Seit der Erstveröffentlichung der „Bremer Stadtmusikanten“ im Jahr 1819 in den „Kinder- und Hausmärchen“ der Brüder Grimm fasziniert die Reise von Esel, Hund, Katze und Hahn nach Bremen Groß und Klein. Das Märchen ist geprägt von der Suche nach einem würdevollen Leben – einem Thema, das bereits damals große Brisanz besaß. Immerhin waren Anfang des 19. Jahrhunderts Altersarmut und Missachtung für Gesinde und untere Bevölkerungsschichten Alltagserfahrungen.


Obwohl die vier Märchenfiguren in der Erzählung nie in der Hansestadt Bremen ankommen, sind die Tiere und ihr Sehnsuchtsort zu einer begrifflichen Einheit geworden. In der Auseinandersetzung mit den historischen Hintergründen des Märchens zeigt die Ausstellung, dass dem Zielort und dem Beruf des Stadtmusikanten um 1819 Idealvorstellungen vorausgingen, die im Oberweserraum, der Herkunftsregion des Märchens, mit der alten Hanse- und Hafenstadt Bremen verbunden wurden.

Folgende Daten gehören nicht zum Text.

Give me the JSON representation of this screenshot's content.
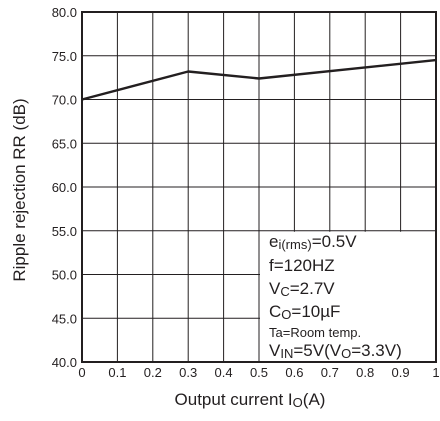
{
  "chart_data": {
    "type": "line",
    "xlabel": {
      "main": "Output current I",
      "sub": "O",
      "unit": "(A)"
    },
    "ylabel": "Ripple rejection RR (dB)",
    "xlim": [
      0,
      1
    ],
    "ylim": [
      40,
      80
    ],
    "x_ticks": [
      "0",
      "0.1",
      "0.2",
      "0.3",
      "0.4",
      "0.5",
      "0.6",
      "0.7",
      "0.8",
      "0.9",
      "1"
    ],
    "y_ticks": [
      "40.0",
      "45.0",
      "50.0",
      "55.0",
      "60.0",
      "65.0",
      "70.0",
      "75.0",
      "80.0"
    ],
    "grid": true,
    "series": [
      {
        "x": [
          0,
          0.3,
          0.5,
          1.0
        ],
        "y": [
          70.0,
          73.2,
          72.4,
          74.5
        ]
      }
    ],
    "conditions": [
      {
        "parts": [
          [
            "e",
            ""
          ],
          [
            "i(rms)",
            "sub"
          ],
          [
            "=0.5V",
            ""
          ]
        ]
      },
      {
        "parts": [
          [
            "f=120HZ",
            ""
          ]
        ]
      },
      {
        "parts": [
          [
            "V",
            ""
          ],
          [
            "C",
            "sub"
          ],
          [
            "=2.7V",
            ""
          ]
        ]
      },
      {
        "parts": [
          [
            "C",
            ""
          ],
          [
            "O",
            "sub"
          ],
          [
            "=10µF",
            ""
          ]
        ]
      },
      {
        "parts": [
          [
            "T",
            "sub"
          ],
          [
            "a",
            "sub"
          ],
          [
            "=Room temp.",
            "sub"
          ]
        ]
      },
      {
        "parts": [
          [
            "V",
            ""
          ],
          [
            "IN",
            "sub"
          ],
          [
            "=5V(V",
            ""
          ],
          [
            "O",
            "sub"
          ],
          [
            "=3.3V)",
            ""
          ]
        ]
      }
    ],
    "colors": {
      "line": "#231f20",
      "grid": "#231f20",
      "background": "#ffffff"
    }
  }
}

Im Zentrum der Ausstellung der Kunsthalle Bremenstand zudem der Wandel bildlicher Darstellungsformen. Die erste Verbildlichung der Bremer Stadtmusikanten, 1823 von dem englischen Illustrator George Cruikshank gezeichnet, stellt mit Krawall und Gewalt den Überfall ins Zentrum des Märchenstoffs. Seitdem wurden die Tiere in illustrierten Kinderbüchern immer weiter verniedlicht. Prägend in der Bildsprache der Bremer Stadtmusikanten ist die Darstellung als Tierpyramide, die schon bei Cruikshank gezeigt wurde. Mit ihr beginnt der Siegeszug der aufeinander gestellten Tiere durch Märchenbücher, Sammelbilder undPostkartendrucke bis hin zu vielfältigen Adaptionen und Abwandlungen. Bis heute bietet die Tierpyramide vielfältige Ansatzpunkte für die künstlerische Auseinandersetzung mit den Bremer Stadtmusikanten.

Neben der Betrachtung bildsprachlicher Aspekte behandelt die Ausstellung die dem Märchen zugrundeliegenden sozialkritischen Themen wie Armut oder Ausgrenzung und Formen der Reaktion darauf. Gezeigt wird die Auseinandersetzung zeitgenössischer Kunst mit der Erzählung über vier Außenseiter, die aus Gründen von Alter, Armut und Nichtzugehörigkeit ihren Platz in der Gesellschaft verlieren. Arbeiten von Gimhongsok, Hiwa K und Boris Mikhailov verdeutlichen die tagesaktuelle Brisanz des Märchens, in dem Motive wie Wohnungs- und Heimatlosigkeit, Migration, Aufbegehren und Solidarität in den Mittelpunkt gerückt werden. Mit den sozialkritisch aufgeladenen Werken entsteht ein Diskussionsraum der einlädt über und vor allem mit Bevölkerungsgruppen zu sprechen, die an den gesellschaftlichen Rand gedrängt werden.